Whether you're an auditor in the midst of an exam, a loan officer perusing lending documents, a board member reviewing meeting notes or new employee studying bank policies, at T Bank you're going to the exact same portal.

"This is the only delivery mechanism for archival of anything that goes on in the bank," says Thad Hutcheson, CTO of T Bank. "If you want to know if something's been approved by the board, you know where to go."

The five-year old bank with locations in Dallas and Plano has always valued a low volume of paper - it openly brags about conducting board meetings without any handouts for participants. But more recently, it's introduced centralized Web-enabled communications to the entire institution, graduating from a legacy framework consisting of a few basic HTML and static online pages.

To accomplish this increase in Web utility, the bank chose the Passageways portal for the $10,000 project, believing the product's orientation toward financial institutions - Passageways' clients include a number of community banks - made it easier for the bank-related content to be put up by the IT team, other bank executives and directors. The portal is used for all board and committee meetings, dissemination of employee policies, interactions with auditors and inspectors and other communications among bank employees and partners. "As we go through more projects, audits and regulatory exams, as well as changes on our board of directors, there's going to be a greater need to be able to centralize all of the information that's tied to that activity," Hutcheson says.

The project's initial investment has been repaid several times over, with savings on printing and mailing documents alone totaling in the thousands.

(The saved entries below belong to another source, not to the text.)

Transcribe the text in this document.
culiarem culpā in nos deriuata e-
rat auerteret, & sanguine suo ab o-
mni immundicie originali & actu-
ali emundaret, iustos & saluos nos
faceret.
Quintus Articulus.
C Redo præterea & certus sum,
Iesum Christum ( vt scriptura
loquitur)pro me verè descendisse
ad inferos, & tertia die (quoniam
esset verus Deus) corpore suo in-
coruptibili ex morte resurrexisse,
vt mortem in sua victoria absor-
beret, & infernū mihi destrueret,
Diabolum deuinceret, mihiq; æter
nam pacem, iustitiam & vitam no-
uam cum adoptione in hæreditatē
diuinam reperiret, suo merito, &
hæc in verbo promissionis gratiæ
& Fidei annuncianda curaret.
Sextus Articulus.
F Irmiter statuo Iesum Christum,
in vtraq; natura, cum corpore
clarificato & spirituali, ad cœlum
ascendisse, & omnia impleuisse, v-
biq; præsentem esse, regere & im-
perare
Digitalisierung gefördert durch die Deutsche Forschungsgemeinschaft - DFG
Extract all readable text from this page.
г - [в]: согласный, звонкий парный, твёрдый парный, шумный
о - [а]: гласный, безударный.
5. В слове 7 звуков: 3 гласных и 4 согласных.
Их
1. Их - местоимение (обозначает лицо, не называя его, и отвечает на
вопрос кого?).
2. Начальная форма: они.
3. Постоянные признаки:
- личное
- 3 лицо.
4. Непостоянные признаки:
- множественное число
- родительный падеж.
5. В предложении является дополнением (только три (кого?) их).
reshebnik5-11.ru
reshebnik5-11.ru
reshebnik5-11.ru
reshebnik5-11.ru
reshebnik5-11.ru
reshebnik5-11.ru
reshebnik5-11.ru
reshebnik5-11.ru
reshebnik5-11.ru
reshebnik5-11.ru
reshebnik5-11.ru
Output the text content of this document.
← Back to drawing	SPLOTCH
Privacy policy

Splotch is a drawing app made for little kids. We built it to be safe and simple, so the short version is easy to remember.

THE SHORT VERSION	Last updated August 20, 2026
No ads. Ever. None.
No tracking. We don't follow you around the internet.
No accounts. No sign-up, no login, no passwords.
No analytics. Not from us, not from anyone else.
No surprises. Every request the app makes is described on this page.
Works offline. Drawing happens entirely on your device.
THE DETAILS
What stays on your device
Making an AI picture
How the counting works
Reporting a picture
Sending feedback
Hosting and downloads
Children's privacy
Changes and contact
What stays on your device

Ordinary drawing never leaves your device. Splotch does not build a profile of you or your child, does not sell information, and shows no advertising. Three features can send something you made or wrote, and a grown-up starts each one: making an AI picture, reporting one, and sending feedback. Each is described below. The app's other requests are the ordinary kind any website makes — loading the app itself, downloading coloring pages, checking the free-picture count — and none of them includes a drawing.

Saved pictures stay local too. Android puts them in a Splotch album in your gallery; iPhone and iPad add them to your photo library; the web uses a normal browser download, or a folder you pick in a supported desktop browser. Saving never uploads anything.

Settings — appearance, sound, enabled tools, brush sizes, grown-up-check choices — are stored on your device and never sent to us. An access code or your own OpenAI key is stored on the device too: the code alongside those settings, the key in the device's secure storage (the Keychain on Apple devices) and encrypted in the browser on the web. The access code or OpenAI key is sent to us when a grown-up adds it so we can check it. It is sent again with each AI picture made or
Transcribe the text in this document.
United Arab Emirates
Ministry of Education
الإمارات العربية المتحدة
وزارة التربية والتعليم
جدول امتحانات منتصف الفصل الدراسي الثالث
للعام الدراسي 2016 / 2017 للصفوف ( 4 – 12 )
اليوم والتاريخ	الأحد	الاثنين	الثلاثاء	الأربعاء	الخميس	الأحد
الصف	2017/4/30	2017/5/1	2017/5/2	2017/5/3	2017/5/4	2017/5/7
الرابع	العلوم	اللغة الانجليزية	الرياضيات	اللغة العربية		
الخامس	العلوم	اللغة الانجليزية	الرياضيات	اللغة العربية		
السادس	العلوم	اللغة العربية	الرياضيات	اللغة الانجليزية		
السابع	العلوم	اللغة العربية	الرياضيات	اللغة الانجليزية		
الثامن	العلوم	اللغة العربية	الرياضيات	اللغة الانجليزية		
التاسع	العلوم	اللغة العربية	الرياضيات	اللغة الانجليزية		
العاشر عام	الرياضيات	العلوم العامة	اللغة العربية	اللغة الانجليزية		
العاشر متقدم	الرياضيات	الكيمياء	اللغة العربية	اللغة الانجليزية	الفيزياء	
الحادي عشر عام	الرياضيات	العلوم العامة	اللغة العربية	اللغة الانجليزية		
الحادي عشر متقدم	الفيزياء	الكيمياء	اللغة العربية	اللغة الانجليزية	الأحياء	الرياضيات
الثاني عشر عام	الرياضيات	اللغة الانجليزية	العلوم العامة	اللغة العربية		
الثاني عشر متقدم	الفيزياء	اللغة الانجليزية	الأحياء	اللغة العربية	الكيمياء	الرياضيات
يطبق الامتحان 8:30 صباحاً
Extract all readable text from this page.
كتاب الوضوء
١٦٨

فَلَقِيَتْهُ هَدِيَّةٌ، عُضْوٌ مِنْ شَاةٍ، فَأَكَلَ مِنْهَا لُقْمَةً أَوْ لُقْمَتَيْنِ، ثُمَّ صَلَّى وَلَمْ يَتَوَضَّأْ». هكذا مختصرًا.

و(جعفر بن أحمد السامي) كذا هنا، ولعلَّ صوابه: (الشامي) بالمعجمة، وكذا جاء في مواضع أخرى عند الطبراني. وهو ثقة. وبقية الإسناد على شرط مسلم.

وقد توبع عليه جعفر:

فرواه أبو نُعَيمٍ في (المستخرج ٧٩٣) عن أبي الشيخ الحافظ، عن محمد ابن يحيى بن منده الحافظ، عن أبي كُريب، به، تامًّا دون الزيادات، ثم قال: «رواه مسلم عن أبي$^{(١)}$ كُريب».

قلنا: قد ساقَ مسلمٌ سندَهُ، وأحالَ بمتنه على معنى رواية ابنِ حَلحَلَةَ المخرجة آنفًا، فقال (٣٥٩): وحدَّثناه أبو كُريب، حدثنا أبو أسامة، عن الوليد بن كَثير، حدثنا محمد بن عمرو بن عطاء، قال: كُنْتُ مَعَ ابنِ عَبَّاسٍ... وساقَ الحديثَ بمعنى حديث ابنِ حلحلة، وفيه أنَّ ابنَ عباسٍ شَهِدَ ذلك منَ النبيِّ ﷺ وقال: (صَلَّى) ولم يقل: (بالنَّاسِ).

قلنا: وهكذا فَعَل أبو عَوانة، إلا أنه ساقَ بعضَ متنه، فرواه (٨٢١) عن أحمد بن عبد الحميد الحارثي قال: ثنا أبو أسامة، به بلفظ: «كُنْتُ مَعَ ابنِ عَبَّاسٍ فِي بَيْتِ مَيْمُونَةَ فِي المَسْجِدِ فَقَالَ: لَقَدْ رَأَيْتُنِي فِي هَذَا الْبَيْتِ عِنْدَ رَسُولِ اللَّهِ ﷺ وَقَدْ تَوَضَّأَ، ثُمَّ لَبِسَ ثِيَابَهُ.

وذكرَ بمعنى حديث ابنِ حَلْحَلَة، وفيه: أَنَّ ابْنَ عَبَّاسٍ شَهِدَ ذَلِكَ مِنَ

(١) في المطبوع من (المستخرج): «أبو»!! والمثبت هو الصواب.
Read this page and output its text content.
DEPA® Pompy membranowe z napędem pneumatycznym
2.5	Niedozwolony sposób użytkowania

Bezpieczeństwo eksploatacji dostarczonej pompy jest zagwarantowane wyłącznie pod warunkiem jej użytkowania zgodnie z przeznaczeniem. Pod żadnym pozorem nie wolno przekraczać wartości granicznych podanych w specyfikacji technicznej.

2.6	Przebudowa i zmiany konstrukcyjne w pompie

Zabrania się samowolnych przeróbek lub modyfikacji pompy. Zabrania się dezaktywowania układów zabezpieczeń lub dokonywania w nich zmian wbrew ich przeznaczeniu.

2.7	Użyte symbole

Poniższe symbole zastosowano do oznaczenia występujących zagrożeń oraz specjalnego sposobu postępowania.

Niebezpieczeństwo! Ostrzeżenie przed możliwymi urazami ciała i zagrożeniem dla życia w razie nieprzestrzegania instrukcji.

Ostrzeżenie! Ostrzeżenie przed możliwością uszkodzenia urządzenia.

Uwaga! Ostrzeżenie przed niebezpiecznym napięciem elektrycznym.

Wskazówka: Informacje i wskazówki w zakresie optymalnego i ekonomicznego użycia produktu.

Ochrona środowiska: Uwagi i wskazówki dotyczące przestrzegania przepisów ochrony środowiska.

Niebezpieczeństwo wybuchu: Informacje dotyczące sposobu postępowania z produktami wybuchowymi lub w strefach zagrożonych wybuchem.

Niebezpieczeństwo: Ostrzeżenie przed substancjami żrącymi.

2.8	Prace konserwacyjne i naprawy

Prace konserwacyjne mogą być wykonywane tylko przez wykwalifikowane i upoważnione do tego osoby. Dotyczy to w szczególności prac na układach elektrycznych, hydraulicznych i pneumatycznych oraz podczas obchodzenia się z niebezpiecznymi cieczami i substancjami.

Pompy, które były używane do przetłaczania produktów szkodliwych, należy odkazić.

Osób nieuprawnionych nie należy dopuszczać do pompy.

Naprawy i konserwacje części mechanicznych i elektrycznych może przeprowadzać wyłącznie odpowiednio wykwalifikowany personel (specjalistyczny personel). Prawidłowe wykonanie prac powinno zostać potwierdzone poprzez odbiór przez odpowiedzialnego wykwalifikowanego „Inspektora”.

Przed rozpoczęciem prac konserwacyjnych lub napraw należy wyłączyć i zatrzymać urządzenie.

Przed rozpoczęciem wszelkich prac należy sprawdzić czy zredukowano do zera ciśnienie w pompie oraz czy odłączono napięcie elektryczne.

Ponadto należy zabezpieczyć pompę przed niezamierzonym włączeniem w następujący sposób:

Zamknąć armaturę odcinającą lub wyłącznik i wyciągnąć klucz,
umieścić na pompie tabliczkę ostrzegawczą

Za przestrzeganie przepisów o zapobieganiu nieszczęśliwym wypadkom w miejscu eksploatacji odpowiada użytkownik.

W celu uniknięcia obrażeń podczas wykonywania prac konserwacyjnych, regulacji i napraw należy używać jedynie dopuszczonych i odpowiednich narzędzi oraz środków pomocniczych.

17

Additional thousands of dollars in savings have come from remote Web-enabled audits, electronic secure access to files, and large packages of loan files that can be electronically transmitted to correspondent banks for loan participation. "By creating a centralized communications hub, it helps ensure there's consistency across the firm in terms of employee understanding. You can also reduce risk, because there's greater transparency in terms of what corporate policies are," says Mary Knox, a research director for Gartner, suggesting it's an easier de-siloing task for a smaller bank to accomplish. "The lines of communications at a small bank tend to be more open to begin with."